More Australians are reporting being targeted by cyber criminals, as the nation’s digital spy agency points the finger at China as the major backer of serious hacking of Australian companies and critical infrastructure.
The Australian Signals Directorate (ASD) has released its cyber threat report for the past financial year, a period that included high profile data breaches at the nation’s second largest telco, Optus, and largest private health insurer, Medibank.
The release of the information is timely, given last week’s attack against port operator DP World and ASD’s ongoing involvement with the company to establish what went wrong.
The number of major cyber security incidents where ASD was forced to step in to tackle hackers and stem the damage from attacks remained steady in 2022-23, at more than 1,100.
Serious attacks crippling federal government agencies or critical infrastructure and leading to “isolated” or “extensive compromise” of sensitive data rose from two to five.
While last year’s Optus hack was considered “extensive” by authorities, telecommunications companies have not been included in the Commonwealth’s critical infrastructure regime.
The federal government has signalled its plans to change that this week.
Almost 94,000 reports of cybercrime were made to law enforcement agencies by individuals and businesses across the country – an increase of 23 per cent from the previous financial year – with the average cost of attacks to companies increasing by 14 per cent.
Losses for small businesses hit by cyber attacks averaged almost $30,000 in the 2020-21 financial year, increasing to almost $46,000 last year.
The most cybercrime reports came in from Queensland and Victoria.
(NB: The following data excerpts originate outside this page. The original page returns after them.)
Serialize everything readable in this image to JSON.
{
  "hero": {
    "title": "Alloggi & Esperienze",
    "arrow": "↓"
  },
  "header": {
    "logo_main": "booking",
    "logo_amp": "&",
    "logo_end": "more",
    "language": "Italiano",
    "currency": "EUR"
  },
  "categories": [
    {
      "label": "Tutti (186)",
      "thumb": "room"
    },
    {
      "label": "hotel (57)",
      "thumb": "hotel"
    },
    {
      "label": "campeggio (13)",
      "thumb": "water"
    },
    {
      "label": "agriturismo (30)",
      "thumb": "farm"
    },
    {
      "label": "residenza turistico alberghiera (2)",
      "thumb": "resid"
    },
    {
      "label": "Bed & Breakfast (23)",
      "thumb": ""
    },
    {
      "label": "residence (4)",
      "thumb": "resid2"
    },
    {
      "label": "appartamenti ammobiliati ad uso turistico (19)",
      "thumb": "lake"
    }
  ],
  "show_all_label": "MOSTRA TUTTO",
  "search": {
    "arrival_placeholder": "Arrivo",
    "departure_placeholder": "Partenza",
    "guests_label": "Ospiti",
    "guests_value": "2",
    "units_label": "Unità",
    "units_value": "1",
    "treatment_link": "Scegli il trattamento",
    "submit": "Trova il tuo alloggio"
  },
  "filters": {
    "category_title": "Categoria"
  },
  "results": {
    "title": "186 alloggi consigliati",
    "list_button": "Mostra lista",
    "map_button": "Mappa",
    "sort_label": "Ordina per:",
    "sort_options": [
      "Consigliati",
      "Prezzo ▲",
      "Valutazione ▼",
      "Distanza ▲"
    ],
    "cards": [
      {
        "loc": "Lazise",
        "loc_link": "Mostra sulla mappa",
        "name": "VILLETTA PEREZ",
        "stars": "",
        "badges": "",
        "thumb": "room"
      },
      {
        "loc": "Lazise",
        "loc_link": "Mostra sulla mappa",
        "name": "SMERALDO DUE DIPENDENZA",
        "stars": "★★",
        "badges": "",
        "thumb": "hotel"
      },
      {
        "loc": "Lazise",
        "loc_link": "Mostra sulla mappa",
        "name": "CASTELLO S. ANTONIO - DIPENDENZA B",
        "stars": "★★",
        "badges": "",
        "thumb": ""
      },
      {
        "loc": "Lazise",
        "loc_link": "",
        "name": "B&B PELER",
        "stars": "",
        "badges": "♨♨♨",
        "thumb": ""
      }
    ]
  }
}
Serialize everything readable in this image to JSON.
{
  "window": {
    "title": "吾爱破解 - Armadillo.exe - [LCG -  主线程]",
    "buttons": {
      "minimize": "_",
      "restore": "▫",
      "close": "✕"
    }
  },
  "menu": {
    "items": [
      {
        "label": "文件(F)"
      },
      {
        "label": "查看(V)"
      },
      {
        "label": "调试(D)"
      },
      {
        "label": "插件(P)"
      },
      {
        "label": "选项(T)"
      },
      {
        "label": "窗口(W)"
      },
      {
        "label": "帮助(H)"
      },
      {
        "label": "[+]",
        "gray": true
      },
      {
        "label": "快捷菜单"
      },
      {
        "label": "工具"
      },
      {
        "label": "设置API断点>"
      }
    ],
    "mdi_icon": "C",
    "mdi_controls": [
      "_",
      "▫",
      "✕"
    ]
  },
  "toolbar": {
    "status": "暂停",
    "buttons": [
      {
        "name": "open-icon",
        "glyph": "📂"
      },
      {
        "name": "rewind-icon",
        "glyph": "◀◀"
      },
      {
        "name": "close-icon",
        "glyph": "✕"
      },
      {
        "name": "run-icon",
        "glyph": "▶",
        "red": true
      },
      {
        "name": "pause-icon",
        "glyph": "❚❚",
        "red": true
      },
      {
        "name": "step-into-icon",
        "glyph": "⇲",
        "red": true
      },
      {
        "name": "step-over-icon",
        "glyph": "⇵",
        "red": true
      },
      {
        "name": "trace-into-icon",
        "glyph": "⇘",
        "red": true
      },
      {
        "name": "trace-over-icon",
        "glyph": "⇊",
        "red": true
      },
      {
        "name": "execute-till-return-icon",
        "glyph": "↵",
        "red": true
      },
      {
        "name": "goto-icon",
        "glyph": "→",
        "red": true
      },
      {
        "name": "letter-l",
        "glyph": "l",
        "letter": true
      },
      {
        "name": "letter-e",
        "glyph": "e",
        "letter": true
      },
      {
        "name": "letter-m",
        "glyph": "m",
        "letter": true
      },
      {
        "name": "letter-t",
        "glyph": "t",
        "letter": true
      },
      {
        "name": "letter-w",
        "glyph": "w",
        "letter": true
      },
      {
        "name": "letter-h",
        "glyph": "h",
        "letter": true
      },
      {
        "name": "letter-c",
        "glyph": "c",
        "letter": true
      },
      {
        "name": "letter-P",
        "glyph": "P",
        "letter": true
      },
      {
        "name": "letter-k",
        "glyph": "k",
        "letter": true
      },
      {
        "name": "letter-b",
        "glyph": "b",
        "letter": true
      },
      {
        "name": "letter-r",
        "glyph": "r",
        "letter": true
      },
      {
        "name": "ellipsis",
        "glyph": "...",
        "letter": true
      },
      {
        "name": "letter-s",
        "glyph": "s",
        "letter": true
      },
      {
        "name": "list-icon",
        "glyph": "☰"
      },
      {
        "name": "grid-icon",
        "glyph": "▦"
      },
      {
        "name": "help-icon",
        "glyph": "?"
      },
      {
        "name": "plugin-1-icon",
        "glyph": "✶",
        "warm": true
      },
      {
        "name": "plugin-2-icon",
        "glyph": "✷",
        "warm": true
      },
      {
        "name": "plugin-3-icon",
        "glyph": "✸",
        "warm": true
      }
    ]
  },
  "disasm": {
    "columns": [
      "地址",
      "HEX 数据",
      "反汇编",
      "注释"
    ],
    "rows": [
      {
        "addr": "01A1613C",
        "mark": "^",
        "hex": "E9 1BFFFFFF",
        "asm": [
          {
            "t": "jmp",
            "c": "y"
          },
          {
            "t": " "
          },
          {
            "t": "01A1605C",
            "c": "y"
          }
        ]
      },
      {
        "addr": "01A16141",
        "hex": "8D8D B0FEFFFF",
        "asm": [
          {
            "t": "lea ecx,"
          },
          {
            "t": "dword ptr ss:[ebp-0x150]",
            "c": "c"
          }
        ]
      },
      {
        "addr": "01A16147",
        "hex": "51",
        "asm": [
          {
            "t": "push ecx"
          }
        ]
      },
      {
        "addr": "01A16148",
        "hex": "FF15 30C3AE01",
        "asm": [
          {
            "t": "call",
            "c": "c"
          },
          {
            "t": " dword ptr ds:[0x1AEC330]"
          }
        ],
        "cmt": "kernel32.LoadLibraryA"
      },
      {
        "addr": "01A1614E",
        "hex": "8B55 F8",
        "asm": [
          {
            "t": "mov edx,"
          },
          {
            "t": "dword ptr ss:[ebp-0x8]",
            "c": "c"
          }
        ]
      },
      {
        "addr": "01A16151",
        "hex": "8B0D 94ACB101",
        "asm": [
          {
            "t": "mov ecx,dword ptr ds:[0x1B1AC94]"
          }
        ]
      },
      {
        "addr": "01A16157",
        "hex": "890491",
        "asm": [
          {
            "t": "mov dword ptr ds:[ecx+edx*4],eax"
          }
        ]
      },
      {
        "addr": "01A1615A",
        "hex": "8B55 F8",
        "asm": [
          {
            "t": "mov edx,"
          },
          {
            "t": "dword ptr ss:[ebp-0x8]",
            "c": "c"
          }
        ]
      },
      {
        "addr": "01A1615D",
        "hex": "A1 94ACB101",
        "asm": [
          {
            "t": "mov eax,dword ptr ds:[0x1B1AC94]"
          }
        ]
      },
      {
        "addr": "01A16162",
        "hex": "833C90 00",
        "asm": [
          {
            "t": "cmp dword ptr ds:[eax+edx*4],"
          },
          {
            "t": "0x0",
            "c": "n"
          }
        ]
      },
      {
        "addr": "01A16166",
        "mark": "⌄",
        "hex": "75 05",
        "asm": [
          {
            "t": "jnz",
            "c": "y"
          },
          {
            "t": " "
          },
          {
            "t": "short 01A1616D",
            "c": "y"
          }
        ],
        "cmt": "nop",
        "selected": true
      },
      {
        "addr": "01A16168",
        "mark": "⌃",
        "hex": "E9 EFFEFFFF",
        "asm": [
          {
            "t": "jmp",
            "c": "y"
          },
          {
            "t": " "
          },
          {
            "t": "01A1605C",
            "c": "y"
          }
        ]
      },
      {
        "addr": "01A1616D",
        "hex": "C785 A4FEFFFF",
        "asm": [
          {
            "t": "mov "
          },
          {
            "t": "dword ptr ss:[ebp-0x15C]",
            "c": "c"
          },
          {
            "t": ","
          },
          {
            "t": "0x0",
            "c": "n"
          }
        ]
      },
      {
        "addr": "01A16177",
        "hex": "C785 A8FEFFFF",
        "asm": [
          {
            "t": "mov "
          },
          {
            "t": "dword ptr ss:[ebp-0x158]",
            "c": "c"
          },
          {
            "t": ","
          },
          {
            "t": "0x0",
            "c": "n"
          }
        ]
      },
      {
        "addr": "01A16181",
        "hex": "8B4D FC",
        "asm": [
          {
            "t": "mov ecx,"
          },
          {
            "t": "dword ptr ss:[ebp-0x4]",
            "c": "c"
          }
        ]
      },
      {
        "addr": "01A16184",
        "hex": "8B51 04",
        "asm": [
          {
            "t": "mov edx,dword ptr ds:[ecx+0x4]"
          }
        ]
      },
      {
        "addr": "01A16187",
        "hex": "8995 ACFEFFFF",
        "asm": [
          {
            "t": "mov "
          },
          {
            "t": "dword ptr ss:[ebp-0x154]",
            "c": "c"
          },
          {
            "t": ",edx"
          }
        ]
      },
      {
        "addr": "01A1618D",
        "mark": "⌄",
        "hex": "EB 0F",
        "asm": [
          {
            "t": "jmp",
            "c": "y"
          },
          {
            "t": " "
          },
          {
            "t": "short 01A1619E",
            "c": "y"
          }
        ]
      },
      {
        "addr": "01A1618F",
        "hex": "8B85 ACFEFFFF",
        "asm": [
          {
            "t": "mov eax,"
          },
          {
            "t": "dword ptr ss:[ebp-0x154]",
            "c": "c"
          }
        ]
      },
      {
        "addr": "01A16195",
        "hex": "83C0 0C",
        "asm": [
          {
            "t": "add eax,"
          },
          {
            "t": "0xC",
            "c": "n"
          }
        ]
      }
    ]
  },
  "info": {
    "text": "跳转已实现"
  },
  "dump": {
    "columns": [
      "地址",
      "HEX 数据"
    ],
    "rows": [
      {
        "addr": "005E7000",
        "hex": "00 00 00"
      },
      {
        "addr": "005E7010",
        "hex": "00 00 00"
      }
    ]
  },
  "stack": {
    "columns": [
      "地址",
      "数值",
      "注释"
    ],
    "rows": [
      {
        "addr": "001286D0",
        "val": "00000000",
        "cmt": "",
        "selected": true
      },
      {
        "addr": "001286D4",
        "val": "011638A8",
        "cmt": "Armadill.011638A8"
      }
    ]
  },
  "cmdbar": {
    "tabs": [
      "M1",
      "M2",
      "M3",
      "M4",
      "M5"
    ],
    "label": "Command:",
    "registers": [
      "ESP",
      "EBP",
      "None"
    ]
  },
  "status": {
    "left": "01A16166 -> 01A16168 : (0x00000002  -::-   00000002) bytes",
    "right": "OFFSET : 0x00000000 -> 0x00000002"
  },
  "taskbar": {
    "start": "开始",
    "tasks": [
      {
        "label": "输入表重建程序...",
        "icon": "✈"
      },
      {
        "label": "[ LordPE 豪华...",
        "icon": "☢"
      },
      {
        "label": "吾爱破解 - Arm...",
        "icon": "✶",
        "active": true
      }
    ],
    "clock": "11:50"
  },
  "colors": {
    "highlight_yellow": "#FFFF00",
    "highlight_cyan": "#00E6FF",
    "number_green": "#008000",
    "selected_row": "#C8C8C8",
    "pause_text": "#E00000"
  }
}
But authorities believe that is due to victims in those states being more diligent in alerting officials rather than being targeted more frequently than other jurisdictions.
“Queensland and Victoria report disproportionately higher rates of cybercrime relative to their populations,” the report stated.
“However, the highest average reported losses were by victims in New South Wales (around $32,000 per cybercrime report where a financial loss occurred) and the Australian Capital Territory (around $29,000).”
China singled out as culprit
ASD said state-backed cyber hackers continued to threaten major companies and critical infrastructure, with China singled out as the main culprit for such attacks.
Hackers linked to Russia, often referred to by agencies as “Russian-speaking eastern European” criminals, have also been detected targeting Australians.
In May, Australia joined its Five Eyes intelligence partners to name China as responsible for cyber attacks on US infrastructure.
“We’ve never pretended that this relationship is easy,” Defence Minister Richard Marles told the ABC’s AM program.
“We value, clearly, a productive relationship with China — they’re our largest trading partner, so it’s right to be investing in that relationship.
“But China has been a source of security anxiety for our country, and we prepare for that as well.”
ASD highlighted the actions of Russian criminals during the ongoing illegal invasion of Ukraine as an example of state-supported cyber attacks.
“Malicious cyber actors have targeted and disrupted hospitals, airports, railways, telecommunication providers, energy utilities, and financial institutions across Europe,” the report said.
“Destructive malware was also used against critical infrastructure in Ukraine.”
Mr Marles said Australia would grow as a target for state-backed cyber criminals as it bolsters its military technology.
ASD noted the AUKUS agreement, focusing on the development of nuclear-powered submarines, was “likely a target for state actors looking to steal intellectual property for their own military programs”.
While insisting the pact would not be the sole driver of that attention, Mr Marles conceded it would fuel interest in Australia.
“As we become more militarily capable, that is obviously going to draw attention in terms of the areas that other actors are going to be interested in,” he said.
Companies fear legal consequences
Australia’s intelligence establishment has lamented the lack of cooperation offered by some major companies hit by cyber attacks.
There are concerns sensitive data relating to the scale and scope of hacks is being withheld from agencies such as ASD, with company lawyers worried such information will be used against them in later legal action by customers and regulators.
The federal government is considering new legislation, similar to what is in place for agencies in the United States, which would create a “legal safe harbour” and ensure information provided to intelligence agencies in such circumstances could not be used for other purposes.
“That safe harbour concept is absolutely a concept that we want to see pursued,” Mr Marles said.
“We need to be building the greatest possible confidence that we can for companies to interact with ASD in the moment when the attack is actually happening.”
ASD was somewhat resigned to the fact Australia was an attractive target for keyboard criminals given the country’s relative wealth and strong reliance on connectivity, and feared the available data about cyber attacks in Australia represented only a fraction of what was occurring.
In identifying future threats at home, ASD highlighted the food and grocery sector as being vulnerable to future cyber attacks.
“Food and grocery organisations are an attractive target for malicious cyber actors as this sector’s provision of essential supplies has little tolerance for disruption,” the report stated.
“The sector is increasingly reliant on smart technologies, industrial control systems, and internet-based automation systems.
“Additionally, many entities in this sector hold sensitive data that may be of value to malicious cyber actors, such as personal information or intellectual property.”